Carter took his position on unilateral withdrawal disregarding the fact that military tensions remained high between North Korea and the United States. In 1968, North Korea seized a U.S. naval ship, the Pueblo. In 1974, tunnels were discovered that were dug under the demilitarized zone between North and South Korea, dug by the North Korean communist government. Clearly, Carter’s position had little justification from a military standpoint, or from the standpoint of standing up to international Communist aggression. Unilateral withdrawal gained no corresponding peace gesture from North Korea. Carter’s  position was to be a nonsensical pacifist; and by withdrawing U.S. forces, Carter was not only abandoning the aspirations for freedom of the Korean people and jeopardizing the stability of Japan, he was also doing North Korean dictator Kim Il Sung’s dirty work for him. If Carter had his way, South Korea would most surely have been invaded by now without a fight from the United States, and millions more would be living under Kim Jung Un’s nightmarish Communist dictatorship.

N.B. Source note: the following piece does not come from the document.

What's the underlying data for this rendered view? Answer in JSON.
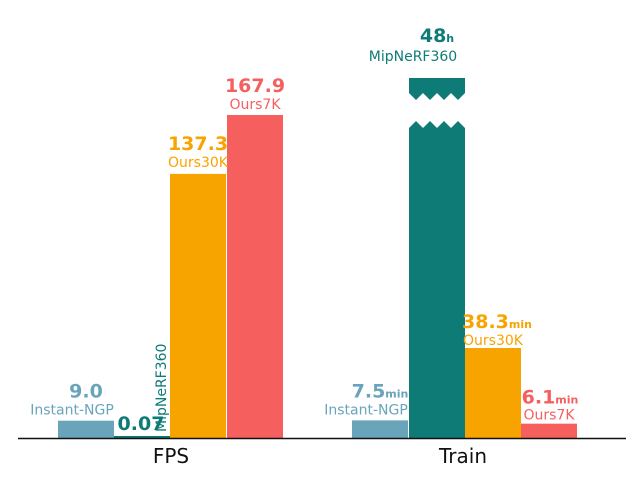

During Bill Clinton’s presidency, yet another North Korean crisis developed over that country’s use and enrichment of uranium. “Hot” diplomacy ensued and Clinton’s choice of a “special Ambassador” to reason with the North Korean Communist Dictator was … Jimmy Carter, who came out of retirement to negotiate an agreement with the North Koreans that was supposed to limit their uranium use and enrichment to peaceful purposes. Carter had his way that time, and his effort clearly proved to be yet another foreign policy disaster for our nation. Because of Carter’s poor perceptions in diplomacy, and given North Korea’s test of a massive underground nuclear explosion on February 12, a wholly contrary result to Carter’s mission, his “special Ambassador” status can be seen as a complete failure.  Rather than stopping nuclear proliferation, Carter played the role of a patsy to a Communist Dictatorship, one that has now joined the “nuclear weapons club” of nations and today gravely threatens the free world.

What American policy needed when Carter was president was more troops, not less in Korea; and a stronger military hand.  Reagan proved that point in his policies, which helped topple communism in Eastern Europe and the former Soviet Union. But Carter’s policies to the contrary lost four years in Korea. And what America needed when it negotiated North Korean’s nuclear fission policy was a tough realist as the top negotiator actually dedicated to stopping nuclear proliferation, not a Jimmy Carter.

Carter’s utter failure on Korea is sadly a failure now affecting new generations of Americans, and Asians, born into freedom many years after he was thrown out of office, but who now must bear the brunt of his poor decisions. It is a terrible legacy for a president.

James V. Lacy is publisher of the California Political Review.